Parece conversa de bar, mas é a conclusão de uma pesquisa científica: abstêmios vivem menos do que quem abusa de álcool.

Jornal Folha de São Paulo

Por duas décadas, os pesquisadores, da Universidade de Austin, no Texas (EUA), 1.824 pessoas entre 55 e 65 anos. Os participantes foram divididos em grupos: abstêmios, consumidores moderados de álcool e outros que bebiam em excesso.

No fim do período analisado, notaram que 69% dos abstêmios tinham morrido, contra 60% dos que exageravam no álcool e 41% dos que consumiam moderadamente — de uma a três doses ao dia.

Para o psiquiatra André Malbergier, os resultados não são surpreendentes, porque a ciência já sabe dos benefícios cardiovasculares do consumo moderado de àlcool. Ele se preocupa com a interpretação errada que se pode dar a esse tipo de dado.

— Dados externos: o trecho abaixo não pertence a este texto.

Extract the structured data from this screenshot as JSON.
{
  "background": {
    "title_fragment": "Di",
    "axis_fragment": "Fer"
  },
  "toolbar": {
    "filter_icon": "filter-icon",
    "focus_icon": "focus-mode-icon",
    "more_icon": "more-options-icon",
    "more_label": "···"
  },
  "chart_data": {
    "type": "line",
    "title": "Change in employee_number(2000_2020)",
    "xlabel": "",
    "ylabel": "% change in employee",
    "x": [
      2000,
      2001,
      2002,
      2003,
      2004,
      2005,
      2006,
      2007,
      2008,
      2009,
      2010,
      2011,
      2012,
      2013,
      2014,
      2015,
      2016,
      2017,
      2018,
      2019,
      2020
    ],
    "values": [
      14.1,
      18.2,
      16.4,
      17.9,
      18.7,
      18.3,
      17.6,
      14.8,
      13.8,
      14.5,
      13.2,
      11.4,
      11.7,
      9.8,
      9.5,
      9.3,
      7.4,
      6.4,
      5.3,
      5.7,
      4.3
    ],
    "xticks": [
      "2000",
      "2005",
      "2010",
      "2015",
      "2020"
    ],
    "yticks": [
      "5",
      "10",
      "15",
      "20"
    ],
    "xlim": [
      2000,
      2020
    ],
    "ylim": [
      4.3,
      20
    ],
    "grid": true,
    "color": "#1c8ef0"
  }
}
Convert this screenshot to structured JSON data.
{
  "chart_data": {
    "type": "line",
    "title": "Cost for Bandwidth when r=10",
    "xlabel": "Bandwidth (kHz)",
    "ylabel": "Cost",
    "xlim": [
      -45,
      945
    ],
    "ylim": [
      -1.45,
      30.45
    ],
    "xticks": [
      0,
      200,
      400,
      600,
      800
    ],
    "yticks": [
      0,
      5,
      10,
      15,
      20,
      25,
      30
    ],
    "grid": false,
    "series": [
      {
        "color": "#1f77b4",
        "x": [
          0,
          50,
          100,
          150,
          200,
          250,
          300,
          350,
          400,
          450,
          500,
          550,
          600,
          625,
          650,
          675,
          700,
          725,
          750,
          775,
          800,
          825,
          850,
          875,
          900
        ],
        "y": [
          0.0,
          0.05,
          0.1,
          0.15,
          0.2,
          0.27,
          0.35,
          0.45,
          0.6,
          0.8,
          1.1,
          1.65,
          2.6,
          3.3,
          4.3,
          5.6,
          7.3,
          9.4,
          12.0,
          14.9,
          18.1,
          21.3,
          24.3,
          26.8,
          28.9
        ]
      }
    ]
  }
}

"Não se pode anunciar isso a uma população que mantém um padrão estável de consumo de álcool. Isso estimularia muitos com vulnerabilidade ao alcoolismo a se tornarem dependentes”.

Para Malbergier, os mais vulneráveis a desenvolver alcoolismo severo são os jovens, uma vez que os adultos mais velhos — como os que foram analisados no estudo —  já passaram por um longo período sem desenvolver a dependência e continuam a manter um consumo estável da bebida.